Nesta perspectiva os acontecimentos romanos dos últimos dias podem finalmente ser lidos em uma perspectiva positiva.
Deve-se dar
crédito ao cardeal Pell de um testemunho pessoal digno e coerente (cerca
de 20 horas de diálogo com a Comissão Real!) que mostrou mais uma vez um
quadro objectivo e lúcido dos erros realizados em muitos ambientes
eclesiais (neste caso na Austrália) nas décadas passadas. E esta é uma
conquista não inútil na perspectiva da comum “purificação da memória”.
Deve-se dar
também crédito a vários membros do grupo das vítimas que vieram da
Austrália por demonstrarem a disponibilidade para estabelecer um diálogo
construtivo com o próprio cardeal e com o representante da Comissão
para a protecção dos menores – o Pe.

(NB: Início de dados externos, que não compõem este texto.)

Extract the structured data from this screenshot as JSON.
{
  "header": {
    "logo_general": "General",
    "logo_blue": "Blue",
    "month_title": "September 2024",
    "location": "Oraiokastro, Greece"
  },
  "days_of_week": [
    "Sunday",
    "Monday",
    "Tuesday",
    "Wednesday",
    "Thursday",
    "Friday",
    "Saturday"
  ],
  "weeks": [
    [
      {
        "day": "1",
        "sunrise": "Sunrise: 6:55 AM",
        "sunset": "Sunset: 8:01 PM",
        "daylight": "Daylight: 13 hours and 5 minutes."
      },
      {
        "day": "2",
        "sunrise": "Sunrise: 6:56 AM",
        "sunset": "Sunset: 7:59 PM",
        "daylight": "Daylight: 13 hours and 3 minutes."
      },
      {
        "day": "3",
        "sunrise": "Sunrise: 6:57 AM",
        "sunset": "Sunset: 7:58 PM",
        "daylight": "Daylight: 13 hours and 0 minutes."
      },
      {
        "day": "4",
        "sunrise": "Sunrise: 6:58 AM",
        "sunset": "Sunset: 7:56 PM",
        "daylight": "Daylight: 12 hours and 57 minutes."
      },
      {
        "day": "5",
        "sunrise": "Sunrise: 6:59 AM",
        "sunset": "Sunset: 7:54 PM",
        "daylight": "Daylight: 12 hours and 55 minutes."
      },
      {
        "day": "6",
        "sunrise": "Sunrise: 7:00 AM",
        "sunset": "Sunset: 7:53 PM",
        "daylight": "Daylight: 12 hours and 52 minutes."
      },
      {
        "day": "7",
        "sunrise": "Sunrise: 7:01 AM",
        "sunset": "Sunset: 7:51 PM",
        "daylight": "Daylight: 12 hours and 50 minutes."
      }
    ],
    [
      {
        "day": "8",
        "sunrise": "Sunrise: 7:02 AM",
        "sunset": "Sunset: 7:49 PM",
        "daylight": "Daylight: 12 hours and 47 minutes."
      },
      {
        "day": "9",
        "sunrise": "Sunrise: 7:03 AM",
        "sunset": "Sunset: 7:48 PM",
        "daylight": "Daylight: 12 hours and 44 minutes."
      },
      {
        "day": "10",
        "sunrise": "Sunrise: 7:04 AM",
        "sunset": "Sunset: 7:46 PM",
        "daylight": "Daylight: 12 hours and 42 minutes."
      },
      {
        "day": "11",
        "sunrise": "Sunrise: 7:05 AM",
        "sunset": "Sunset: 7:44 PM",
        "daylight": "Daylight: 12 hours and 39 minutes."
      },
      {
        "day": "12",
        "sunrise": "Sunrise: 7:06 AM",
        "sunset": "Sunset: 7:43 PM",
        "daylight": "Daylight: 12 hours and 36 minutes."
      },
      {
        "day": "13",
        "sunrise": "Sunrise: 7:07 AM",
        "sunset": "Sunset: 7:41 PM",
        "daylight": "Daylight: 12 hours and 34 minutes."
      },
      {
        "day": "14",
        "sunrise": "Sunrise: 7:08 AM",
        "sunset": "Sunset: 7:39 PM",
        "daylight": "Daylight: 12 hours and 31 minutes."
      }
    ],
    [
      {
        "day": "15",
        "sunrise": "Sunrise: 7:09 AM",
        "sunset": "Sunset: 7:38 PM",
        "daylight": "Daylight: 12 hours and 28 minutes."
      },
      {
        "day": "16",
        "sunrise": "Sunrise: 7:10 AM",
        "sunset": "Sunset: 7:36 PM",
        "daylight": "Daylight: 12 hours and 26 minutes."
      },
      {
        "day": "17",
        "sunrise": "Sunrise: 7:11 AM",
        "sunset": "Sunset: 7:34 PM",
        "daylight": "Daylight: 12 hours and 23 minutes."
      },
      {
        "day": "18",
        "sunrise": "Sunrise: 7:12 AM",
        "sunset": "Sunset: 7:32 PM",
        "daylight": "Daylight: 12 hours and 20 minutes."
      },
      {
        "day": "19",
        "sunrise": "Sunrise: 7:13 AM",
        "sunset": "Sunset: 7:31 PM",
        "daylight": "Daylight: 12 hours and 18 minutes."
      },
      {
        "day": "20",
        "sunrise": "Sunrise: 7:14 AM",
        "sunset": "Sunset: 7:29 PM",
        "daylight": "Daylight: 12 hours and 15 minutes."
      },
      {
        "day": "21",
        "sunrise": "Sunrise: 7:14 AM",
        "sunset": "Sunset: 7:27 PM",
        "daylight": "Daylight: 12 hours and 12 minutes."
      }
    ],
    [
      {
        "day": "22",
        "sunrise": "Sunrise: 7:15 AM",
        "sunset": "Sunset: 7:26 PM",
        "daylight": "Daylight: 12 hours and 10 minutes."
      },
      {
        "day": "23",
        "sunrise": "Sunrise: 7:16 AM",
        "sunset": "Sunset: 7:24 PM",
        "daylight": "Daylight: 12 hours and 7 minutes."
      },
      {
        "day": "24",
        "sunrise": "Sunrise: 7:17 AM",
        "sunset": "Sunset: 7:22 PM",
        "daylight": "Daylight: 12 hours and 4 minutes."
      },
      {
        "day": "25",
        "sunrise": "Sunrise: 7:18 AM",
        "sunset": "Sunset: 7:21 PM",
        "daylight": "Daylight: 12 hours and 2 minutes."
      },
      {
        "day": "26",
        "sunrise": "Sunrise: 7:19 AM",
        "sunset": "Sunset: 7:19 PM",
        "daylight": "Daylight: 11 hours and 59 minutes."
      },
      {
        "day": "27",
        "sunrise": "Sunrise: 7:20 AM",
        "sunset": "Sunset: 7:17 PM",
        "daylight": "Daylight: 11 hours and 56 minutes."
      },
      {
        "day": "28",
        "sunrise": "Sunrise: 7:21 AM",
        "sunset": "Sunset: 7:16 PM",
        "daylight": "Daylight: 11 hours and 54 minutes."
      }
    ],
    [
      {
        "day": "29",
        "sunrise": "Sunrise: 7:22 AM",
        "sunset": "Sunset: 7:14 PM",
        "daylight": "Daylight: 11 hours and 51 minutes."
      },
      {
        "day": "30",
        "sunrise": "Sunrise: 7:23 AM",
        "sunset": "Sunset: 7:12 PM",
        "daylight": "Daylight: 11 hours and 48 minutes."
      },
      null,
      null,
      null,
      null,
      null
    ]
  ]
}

Hans Zollner S.J., da Pontifícia
Universidade Gregoriana – com quem puderam aprofundar perspectivas de
esforços eficazes para prevenir os abusos.
Se, portanto, os
apelos surgidos depois de Spotlight e a mobilização de vítimas e
organizações por ocasião dos depoimentos do cardeal Pell contribuírem para
apoiar e intensificar a longa caminhada da luta contra os abusos a
menores na Igreja católica universal e no mundo de hoje (onde a dimensão
destes dramas é ilimitada) sejam bem-vindos.